Se miraron unos instantes, después sus labios se encontraron y el besó calló al mundo. Se fundieron en un beso que anuló el tiempo y el espacio, que les hizo olvidar todo el dolor y toda la pena y que, sobre todo, fue la promesa de la felicidad que les aguardaba.
—Es que te amo tanto —musitó Pedro, con las bocas aún rozándose.
—Seguro que yo más.
—No, yo más.
—Te equivocas —dijo Inés—. Yo muchísimo más.
De pronto, el Rana tosió unas cuantas veces y luego habló:
—Disculpad que os agüe la fiesta del «yo más», pero deberíamos avisar a las personas que están esperándonos fuera de que ya no hay que ir a la torre de Durán porque Inés se rescató sola.
—¿Quién está afuera? —preguntó Inés entusiasmada.
—Tu prima, tu dueña y Julián.
A Inés le faltó tiempo para recoger las faldas de su vestido y salir corriendo hacia el portón de entrada, con Pedro y el Rana detrás.
Y ya cuando atisbó el carruaje de su familia, empezó a llamar con gestos y gritos a su prima, a la dueña y al cochero, que, al percatarse de su presencia, volaron hasta sus brazos.
—¿Pero no estabais en la torre, mi niña? —preguntó Petronila, sin poder dejar de llorar y de abrazar a Inés.
—Aproveché que un centinela estaba bebido para escapar.
—¿Pasasteis muchos peligros? —replicó con gran preocupación la dueña.
—Solo eran un par de guardias con mala baba, lo bueno es que conseguí convencer a uno de ellos para que testifique en contra de mi tío.
—¿Mi padre es el que te ha retenido todos estos años? —Quiso saber, horrorizada, Jimena.
Inés asintió con la cabeza y dio un beso cariñoso a su prima en la mejilla.
—Lo siento tanto —dijo Jimena desconsolada y abochornada.
—No tienes culpa de nada. —Inés enjugó con su pañuelo las lágrimas a su prima—. ¿Cómo está mi tía y mi prima?
—Mi madre no ha dejado un solo día de buscarte y de rezar por ti.
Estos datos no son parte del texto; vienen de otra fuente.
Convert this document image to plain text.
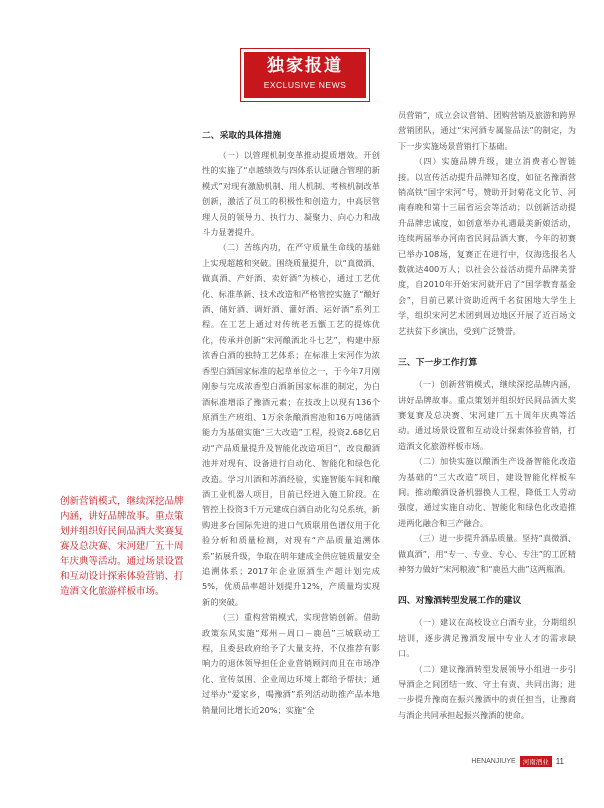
独家报道
EXCLUSIVE NEWS
创新营销模式，继续深挖品牌内涵，讲好品牌故事。重点策划并组织好民间品酒大奖赛复赛及总决赛、宋河建厂五十周年庆典等活动。通过场景设置和互动设计探索体验营销、打造酒文化旅游样板市场。
二、采取的具体措施

（一）以管理机制变革推动提质增效。开创性的实施了“卓越绩效与四体系认证融合管理的新模式”对现有激励机制、用人机制、考核机制改革创新，激活了员工的积极性和创造力，中高层管理人员的领导力、执行力、凝聚力、向心力和战斗力显著提升。

（二）苦练内功，在严守质量生命线的基础上实现超越和突破。围绕质量提升，以“真微酒、做真酒、产好酒、卖好酒”为核心，通过工艺优化、标准革新、技术改造和严格管控实施了“酿好酒、储好酒、调好酒、灌好酒、运好酒”系列工程。在工艺上通过对传统老五甑工艺的提炼优化，传承并创新“宋河酿酒北斗七艺”，构建中原浓香白酒的独特工艺体系；在标准上宋河作为浓香型白酒国家标准的起草单位之一，于今年7月刚刚参与完成浓香型白酒新国家标准的制定，为白酒标准增添了豫酒元素；在技改上以现有136个原酒生产班组、1万余条酿酒窖池和16万吨储酒能力为基础实施“三大改造”工程，投资2.68亿启动“产品质量提升及智能化改造项目”，改良酿酒池并对现有、设备进行自动化、智能化和绿色化改造。学习川酒和苏酒经验，实施智能车间和酿酒工业机器人项目，目前已经进入施工阶段。在管控上投资3千万元建成白酒自动化勾兑系统，新购进多台国际先进的进口气质联用色谱仪用于化验分析和质量检测，对现有“产品质量追溯体系”拓展升级，争取在明年建成全供应链质量安全追溯体系；2017年企业原酒生产超计划完成5%，优质品率超计划提升12%，产质量均实现新的突破。

（三）重构营销模式，实现营销创新。借助政策东风实施“郑州－周口－鹿邑”三城联动工程，且委县政府给予了大量支持，不仅推荐有影响力的退休领导担任企业营销顾问而且在市场净化、宣传氛围、企业周边环境上都给予帮扶；通过举办“爱家乡，喝豫酒”系列活动助推产品本地销量同比增长近20%；实施“全

员营销”，成立会议营销、团购营销及旅游和跨界营销团队，通过“宋河酒专属鉴品法”的制定，为下一步实施场景营销打下基础。

（四）实施品牌升级，建立消费者心智链接。以宣传活动提升品牌知名度，如征名豫酒营销高铁“国字宋河”号，赞助开封菊花文化节、河南春晚和第十三届省运会等活动；以创新活动提升品牌忠诚度，如创意举办礼遇最美新娘活动，连续两届举办河南省民间品酒大赛，今年的初赛已举办108场，复赛正在进行中，仅海选报名人数就达400万人；以社会公益活动提升品牌美誉度，自2010年开始宋河就开启了“国学教育基金会”，目前已累计资助近两千名贫困地大学生上学，组织宋河艺术团到周边地区开展了近百场文艺扶贫下乡演出，受到广泛赞誉。

三、下一步工作打算

（一）创新营销模式，继续深挖品牌内涵，讲好品牌故事。重点策划并组织好民间品酒大奖赛复赛及总决赛、宋河建厂五十周年庆典等活动。通过场景设置和互动设计探索体验营销，打造酒文化旅游样板市场。

（二）加快实施以酿酒生产设备智能化改造为基础的“三大改造”项目，建设智能化样板车间。推动酿酒设备机器换人工程，降低工人劳动强度，通过实施自动化、智能化和绿色化改造推进两化融合和三产融合。

（三）进一步提升酒品质量。坚持“真微酒、做真酒”，用“专一、专业、专心、专注”的工匠精神努力做好“宋河粮液”和“鹿邑大曲”这两瓶酒。

四、对豫酒转型发展工作的建议

（一）建议在高校设立白酒专业，分期组织培训，逐步满足豫酒发展中专业人才的需求缺口。

（二）建议豫酒转型发展领导小组进一步引导酒企之间团结一致、守土有责、共同出海；进一步提升豫商在振兴豫酒中的责任担当，让豫商与酒企共同承担起振兴豫酒的使命。

HENANJIUYE	河南酒业 11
Y mi hermana se casó con un noble flamenco.
—¿Tú no te has casado?
—No. Ya sabes que el matrimonio y yo somos como el agua y el aceite.
—¿Y no hay ningún joven que te guste? —susurró Inés al oído de su prima.
Jimena miró de soslayo al Rana y luego habló con una sonrisa cómplice:
—Ya te contaré.
—Lo espero con ansiedad. Y ahora, ¿por qué no pasamos y compartimos con el duque de Montano este feliz reencuentro? —propuso Inés al grupo.
—Me parece estupendo. Pero también habrá que avisar a los soldados que nos aguardan a la salida de Sevilla —dijo Pedro.
—Yo iré a avisarles —se ofreció el cochero.
Pedro lo agradeció y, cuando ya se dirigía de camino de vuelta al palacio, cogido de la mano de Inés, le susurró al oído:
—¿Te gustaría que al atardecer diéramos un paseo por el río en barca?
—¿Me vas a enseñar a pescar? —preguntó la condesa con un gesto de picardía.
—Te voy a amar hasta que desfallezca.